This time of year it’s traditional to try to stop bad habits and start good ones. In the workplace, there’s one habit of which almost every employee is guilty, regardless of your industry, job title or location: Excessive emailing.
There’s no better time than the start of the New Year to rethink your relationship with email.
With a little discipline and fresh thinking on how you communicate, your 2017 self could be more productive, decisive and efficient. And that sounds like a job promotion.
1. Talk, talk
In 2017, email remains the default method of business communication despite concerns about its diminishing cut through. So
before you compose an email, consider whether your message would be best delivered in person or over the phone. You
could save lots of time and avoid any embarrassing opportunities for things to get lost in translation. Millennials especially, please take note!
2. Get less by sending less
Minimize the number of recipients per email. Copying a lot of people into a message can be seen as a lazy way to cover your own back. Just email those who really need to know, and resist the temptation of adding a bunch of names in the ‘cc’ field.
3. Reply all – not!
When there are multiple recipients, it’s tempting to use the default “reply all.” But again, be disciplined about who you reply to. It’s highly likely that you only need to reply to the original sender, and not “All Staff” – as one staff member recently did at a 9,000 employee organization, causing havoc.
4. Email thread
Another time killer is the trailing tentacles of a long and boring email thread. Delete the stuff that’s not relevant to the key topic when you’re forwarding on a message.

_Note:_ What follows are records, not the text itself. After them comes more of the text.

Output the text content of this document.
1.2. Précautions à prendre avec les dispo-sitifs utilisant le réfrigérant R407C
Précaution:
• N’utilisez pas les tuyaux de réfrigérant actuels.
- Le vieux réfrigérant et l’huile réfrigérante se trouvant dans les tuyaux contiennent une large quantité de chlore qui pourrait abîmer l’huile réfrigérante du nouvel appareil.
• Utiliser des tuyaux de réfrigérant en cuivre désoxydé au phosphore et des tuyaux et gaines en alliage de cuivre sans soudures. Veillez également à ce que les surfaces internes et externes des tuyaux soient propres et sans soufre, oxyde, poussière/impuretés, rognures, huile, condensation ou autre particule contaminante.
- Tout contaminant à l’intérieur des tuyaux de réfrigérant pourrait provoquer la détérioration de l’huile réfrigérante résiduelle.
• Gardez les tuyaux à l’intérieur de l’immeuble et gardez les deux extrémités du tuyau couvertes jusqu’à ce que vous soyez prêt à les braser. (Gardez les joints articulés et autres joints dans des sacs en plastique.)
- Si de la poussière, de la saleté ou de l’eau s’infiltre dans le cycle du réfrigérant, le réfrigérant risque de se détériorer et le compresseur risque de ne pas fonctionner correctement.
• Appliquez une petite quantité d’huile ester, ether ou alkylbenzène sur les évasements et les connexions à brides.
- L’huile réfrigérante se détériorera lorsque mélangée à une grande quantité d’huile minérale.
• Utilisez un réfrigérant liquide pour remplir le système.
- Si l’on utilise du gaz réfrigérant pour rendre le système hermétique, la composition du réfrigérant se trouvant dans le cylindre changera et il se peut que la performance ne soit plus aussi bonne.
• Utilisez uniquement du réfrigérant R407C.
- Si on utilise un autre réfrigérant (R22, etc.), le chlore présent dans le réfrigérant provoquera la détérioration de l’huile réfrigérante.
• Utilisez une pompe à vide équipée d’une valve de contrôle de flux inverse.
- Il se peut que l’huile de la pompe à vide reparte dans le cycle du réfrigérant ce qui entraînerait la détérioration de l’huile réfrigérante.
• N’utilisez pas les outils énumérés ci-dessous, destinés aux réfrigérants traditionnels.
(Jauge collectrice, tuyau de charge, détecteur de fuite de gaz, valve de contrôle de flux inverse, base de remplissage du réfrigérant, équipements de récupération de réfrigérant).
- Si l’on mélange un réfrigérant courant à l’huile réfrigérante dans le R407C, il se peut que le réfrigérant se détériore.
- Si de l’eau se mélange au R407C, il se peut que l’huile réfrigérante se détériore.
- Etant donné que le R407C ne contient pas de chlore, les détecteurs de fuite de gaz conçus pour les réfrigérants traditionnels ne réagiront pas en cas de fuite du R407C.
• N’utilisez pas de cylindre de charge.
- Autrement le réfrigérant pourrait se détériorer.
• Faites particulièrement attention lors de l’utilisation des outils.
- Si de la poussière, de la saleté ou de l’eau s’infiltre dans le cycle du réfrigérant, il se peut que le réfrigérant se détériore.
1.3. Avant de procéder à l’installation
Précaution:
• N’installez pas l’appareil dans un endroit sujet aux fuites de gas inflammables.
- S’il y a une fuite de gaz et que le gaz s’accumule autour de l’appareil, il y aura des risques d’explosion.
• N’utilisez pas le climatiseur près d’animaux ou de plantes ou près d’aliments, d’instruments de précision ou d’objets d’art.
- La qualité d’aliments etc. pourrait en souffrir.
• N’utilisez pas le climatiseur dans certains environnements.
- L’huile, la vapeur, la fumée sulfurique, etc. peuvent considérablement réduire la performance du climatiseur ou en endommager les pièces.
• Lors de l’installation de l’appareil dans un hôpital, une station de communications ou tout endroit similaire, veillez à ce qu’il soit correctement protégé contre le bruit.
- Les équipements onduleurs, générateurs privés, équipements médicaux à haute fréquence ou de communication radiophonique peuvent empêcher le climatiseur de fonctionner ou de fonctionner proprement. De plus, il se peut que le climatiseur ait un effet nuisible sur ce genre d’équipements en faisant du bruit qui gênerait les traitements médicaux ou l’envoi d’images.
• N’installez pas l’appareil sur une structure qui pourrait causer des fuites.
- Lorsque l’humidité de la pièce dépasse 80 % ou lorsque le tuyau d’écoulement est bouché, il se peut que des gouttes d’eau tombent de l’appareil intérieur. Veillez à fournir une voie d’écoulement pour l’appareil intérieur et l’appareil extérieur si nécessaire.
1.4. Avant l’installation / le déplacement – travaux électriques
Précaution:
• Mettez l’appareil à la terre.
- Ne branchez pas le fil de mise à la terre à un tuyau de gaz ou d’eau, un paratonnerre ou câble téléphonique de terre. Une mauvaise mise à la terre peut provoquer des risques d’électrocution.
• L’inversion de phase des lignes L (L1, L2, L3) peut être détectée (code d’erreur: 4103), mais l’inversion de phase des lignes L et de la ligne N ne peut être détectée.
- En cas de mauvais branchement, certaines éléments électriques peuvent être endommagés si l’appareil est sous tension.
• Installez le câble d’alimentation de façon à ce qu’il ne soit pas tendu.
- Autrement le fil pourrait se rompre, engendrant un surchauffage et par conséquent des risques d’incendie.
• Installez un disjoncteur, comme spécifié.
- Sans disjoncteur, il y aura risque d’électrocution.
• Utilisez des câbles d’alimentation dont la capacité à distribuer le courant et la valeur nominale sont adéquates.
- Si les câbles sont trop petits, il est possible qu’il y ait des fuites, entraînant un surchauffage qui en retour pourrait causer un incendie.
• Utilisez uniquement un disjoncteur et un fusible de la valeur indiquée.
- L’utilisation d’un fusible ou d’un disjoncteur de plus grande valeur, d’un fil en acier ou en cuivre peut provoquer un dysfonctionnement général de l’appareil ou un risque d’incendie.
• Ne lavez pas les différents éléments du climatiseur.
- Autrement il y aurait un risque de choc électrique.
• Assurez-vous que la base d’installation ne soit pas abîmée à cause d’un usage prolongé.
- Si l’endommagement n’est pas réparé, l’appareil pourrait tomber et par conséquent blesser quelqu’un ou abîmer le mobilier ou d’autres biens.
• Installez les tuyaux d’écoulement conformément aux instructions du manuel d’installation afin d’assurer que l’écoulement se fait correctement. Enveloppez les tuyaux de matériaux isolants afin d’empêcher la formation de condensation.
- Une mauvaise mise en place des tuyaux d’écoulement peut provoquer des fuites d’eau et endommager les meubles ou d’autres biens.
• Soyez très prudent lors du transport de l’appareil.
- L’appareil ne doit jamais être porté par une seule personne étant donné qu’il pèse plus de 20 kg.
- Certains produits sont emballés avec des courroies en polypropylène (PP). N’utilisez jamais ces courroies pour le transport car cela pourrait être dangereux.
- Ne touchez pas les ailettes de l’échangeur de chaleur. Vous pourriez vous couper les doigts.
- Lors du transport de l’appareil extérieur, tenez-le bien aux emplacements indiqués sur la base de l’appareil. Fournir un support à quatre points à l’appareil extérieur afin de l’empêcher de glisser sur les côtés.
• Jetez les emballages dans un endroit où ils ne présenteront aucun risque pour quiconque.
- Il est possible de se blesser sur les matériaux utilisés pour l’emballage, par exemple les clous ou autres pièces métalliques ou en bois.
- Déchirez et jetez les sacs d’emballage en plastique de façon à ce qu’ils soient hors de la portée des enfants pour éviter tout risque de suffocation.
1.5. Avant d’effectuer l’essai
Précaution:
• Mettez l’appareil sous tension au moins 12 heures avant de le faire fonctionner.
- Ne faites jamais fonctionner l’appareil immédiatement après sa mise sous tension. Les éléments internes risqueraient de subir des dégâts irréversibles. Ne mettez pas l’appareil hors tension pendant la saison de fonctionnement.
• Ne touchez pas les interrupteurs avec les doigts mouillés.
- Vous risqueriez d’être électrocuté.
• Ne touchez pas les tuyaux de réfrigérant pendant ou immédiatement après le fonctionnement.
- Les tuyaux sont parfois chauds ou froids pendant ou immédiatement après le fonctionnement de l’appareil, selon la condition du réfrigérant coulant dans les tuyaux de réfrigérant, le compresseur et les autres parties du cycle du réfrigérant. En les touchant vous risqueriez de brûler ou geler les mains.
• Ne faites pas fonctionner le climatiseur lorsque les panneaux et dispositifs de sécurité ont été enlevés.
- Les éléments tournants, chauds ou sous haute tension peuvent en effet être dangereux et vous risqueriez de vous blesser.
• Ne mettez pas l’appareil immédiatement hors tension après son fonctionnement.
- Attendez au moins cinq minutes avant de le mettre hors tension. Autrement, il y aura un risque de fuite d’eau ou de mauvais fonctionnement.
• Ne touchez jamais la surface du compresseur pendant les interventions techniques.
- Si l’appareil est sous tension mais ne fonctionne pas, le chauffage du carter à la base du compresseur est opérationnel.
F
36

5. Easy to ask, but hard to answer
Emails with open-ended questions often remain unanswered. Avoid sending messages asking, “your thoughts?” These tend to fall into the “too-hard tray,” and simply get ignored. Or, the respondent is forced to spend an inordinate amount of time carefully crafting his/her opinion. Check whether your question would be better dealt with in person or using a collaboration channel so that everyone has equal input. If it has to be by email, suggest possible solutions within the body of your email to help with decision-making and get a better response to your message.
6. Short-form writing
With a little effort, everybody can improve their email etiquette. Always proof-read before pressing send. Keep emails short, treat the subject line as a headline so the recipient can determine if the message is relevant, and present a clear purpose for why you’re sending the email and what actions are required. Be forthright and resist the typically feminine trait of over-apologizing in your message.
7. New Year, new channel
In the spirit of improving habits for 2017, now’s a good time to explore other communication channels proven to drive high message cut-through, response rates and employee input. Increasingly, organizations are deploying a range of tools (such as collaboration platforms and push messaging systems) to suit different internal communication needs. One size no longer fits all.
To sum it up, email overload is a major factor in today’s broken communication, draining almost $1.5 trillion a year in the US alone. Start the New Year by rethinking how you use email. And encourage your colleagues to do the same!